Y1 (warm-started QAOA) — methodological resonance. The "recursive degeneracy" idea — that high-dimensional dynamics collapse to a scalar recursion when the algorithm respects a tensor structure — has the same flavour as Y1's measurement-based iterative warm-starting, where the dynamics also reduce to a controllable scalar parameter per iteration.
Y3 (QAOA DGMVP portfolio) — secondary scope overlap. Not a method overlap, but the depth/oracle-overhead trade-off characterisation (especially the break-even oracle depth analysis) mirrors Y3's noise-regime crossover analysis: both papers turn on the question "when is a quantum approach worth running on real hardware?"

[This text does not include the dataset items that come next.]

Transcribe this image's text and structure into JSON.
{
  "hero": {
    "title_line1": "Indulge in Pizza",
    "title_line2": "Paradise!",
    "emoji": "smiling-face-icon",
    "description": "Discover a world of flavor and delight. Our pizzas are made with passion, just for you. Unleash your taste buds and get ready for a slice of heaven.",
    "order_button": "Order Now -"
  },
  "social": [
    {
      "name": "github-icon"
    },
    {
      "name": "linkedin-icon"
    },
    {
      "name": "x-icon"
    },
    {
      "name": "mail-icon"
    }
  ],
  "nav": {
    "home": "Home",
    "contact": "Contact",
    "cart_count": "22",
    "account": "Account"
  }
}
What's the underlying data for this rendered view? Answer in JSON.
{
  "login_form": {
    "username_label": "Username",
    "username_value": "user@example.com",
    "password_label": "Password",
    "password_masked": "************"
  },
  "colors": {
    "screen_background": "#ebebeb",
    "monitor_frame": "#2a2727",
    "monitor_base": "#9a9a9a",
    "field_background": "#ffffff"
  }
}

Y2, Y5, Y6 — no meaningful overlap.

Recommended action for Yuan

Read deeper — especially Sec. 3 (proof of degeneracy) and Sec. 4 (depth-saving regimes). The scalar 2×2 reduction is the kind of structural insight that could inspire similar reductions in Y4's analysis of the amplitude-amplification subroutine.
Implement for comparison — the Qiskit code is publicly available (referenced as [burke2026code]). Replacing the global diffuser with the recursive local version inside Y4's Grover-based cardinality-constrained solver, especially on heavy-hex topologies, is a concrete experiment worth running.
Cite in any near-term draft that benchmarks Y4's Grover subroutine against IBM Heron hardware — this paper is the natural reference for "we use a depth-optimised partial-diffusion variant of Grover".